Recall that we use the convention that \(\vec{\ell}\) points towards the infinitely distant directional light source, while a point light source is specified by the position of the source \(\vec{s}\).
Given a ray (\(\mathbf{p} + t \mathbf{d}\)) and the t at which it intersects a surface, calculate a unit vector giving the direction from the surface towards:
point light source at position \(\vec{s}\)
a directional light source with direction \(\vec{\ell}\)

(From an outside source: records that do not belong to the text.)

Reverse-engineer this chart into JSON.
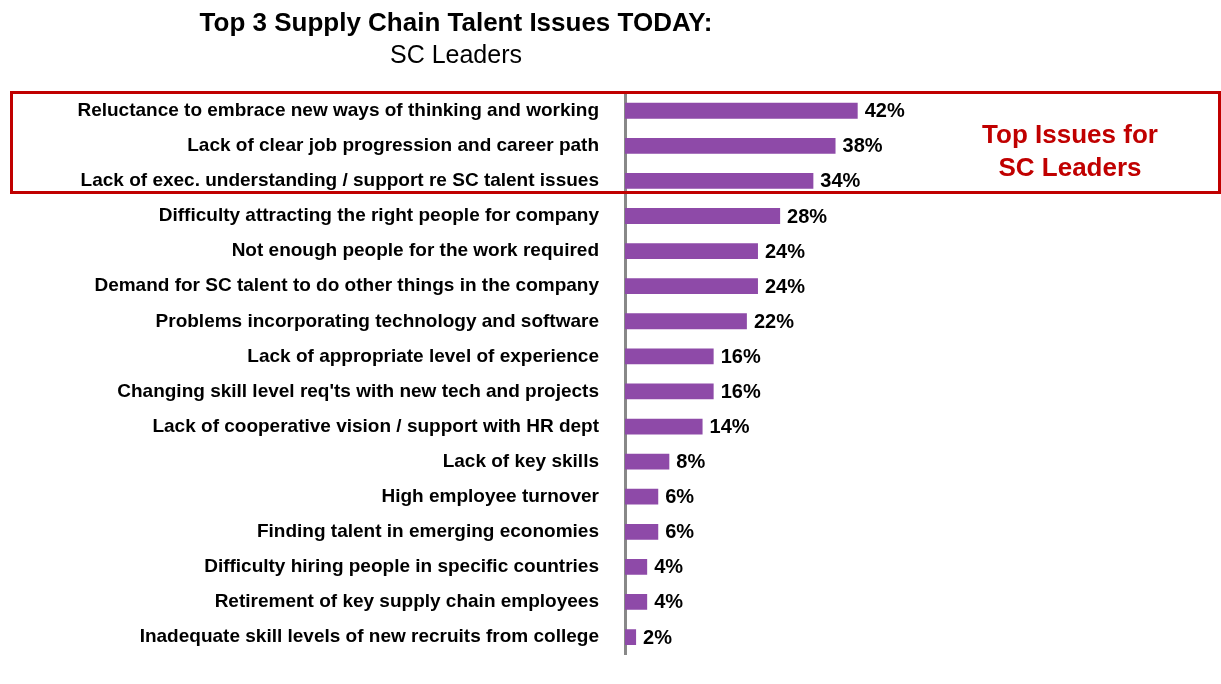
{
  "chart_data": {
    "type": "bar",
    "orientation": "horizontal",
    "title": "Top 3 Supply Chain Talent Issues TODAY:",
    "subtitle": "SC Leaders",
    "categories": [
      "Reluctance to embrace new ways of thinking and working",
      "Lack of clear job progression and career path",
      "Lack of exec. understanding / support re SC talent issues",
      "Difficulty attracting the right people for company",
      "Not enough people for the work required",
      "Demand for SC talent to do other things in the company",
      "Problems incorporating technology and software",
      "Lack of appropriate level of experience",
      "Changing skill level req'ts with new tech and projects",
      "Lack of cooperative vision / support with HR dept",
      "Lack of key skills",
      "High employee turnover",
      "Finding talent in emerging economies",
      "Difficulty hiring people in specific countries",
      "Retirement of key supply chain employees",
      "Inadequate skill levels of new recruits from college"
    ],
    "values": [
      42,
      38,
      34,
      28,
      24,
      24,
      22,
      16,
      16,
      14,
      8,
      6,
      6,
      4,
      4,
      2
    ],
    "value_labels": [
      "42%",
      "38%",
      "34%",
      "28%",
      "24%",
      "24%",
      "22%",
      "16%",
      "16%",
      "14%",
      "8%",
      "6%",
      "6%",
      "4%",
      "4%",
      "2%"
    ],
    "color": "#8e4aa8",
    "tick_labels": "y",
    "annotations": [
      "Top Issues for SC Leaders"
    ]
  }
}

Suppose, in 2D, a unit-length surface has its normal pointing directly towards a directional light source (i.e., \(\vec{n} = \vec{\ell}\)). In this configuration, suppose the “brightness” of the surface is 1 - that is, 1 unit of light was delivered to 1 unit of surface. Now suppose the normal \(\vec{n}\) makes an angle \(\theta\) with the light direction \(\vec{\ell}\) (assume \(-90 \le \theta < 90\)) . In terms of \(\theta\), how much brightness is delivered to the unit-length surface now?
A scene contains a unit sphere centered at the origin. A directional light with direction \(\vec{\ell}\) shines on the scene.
Give the coordinates of the brightest point on the sphere.
Describe (implicitly, i.e., by specifying a constraint satisfied by) the set of points on the sphere where the amount of light hitting the sphere goes from nonzero to zero.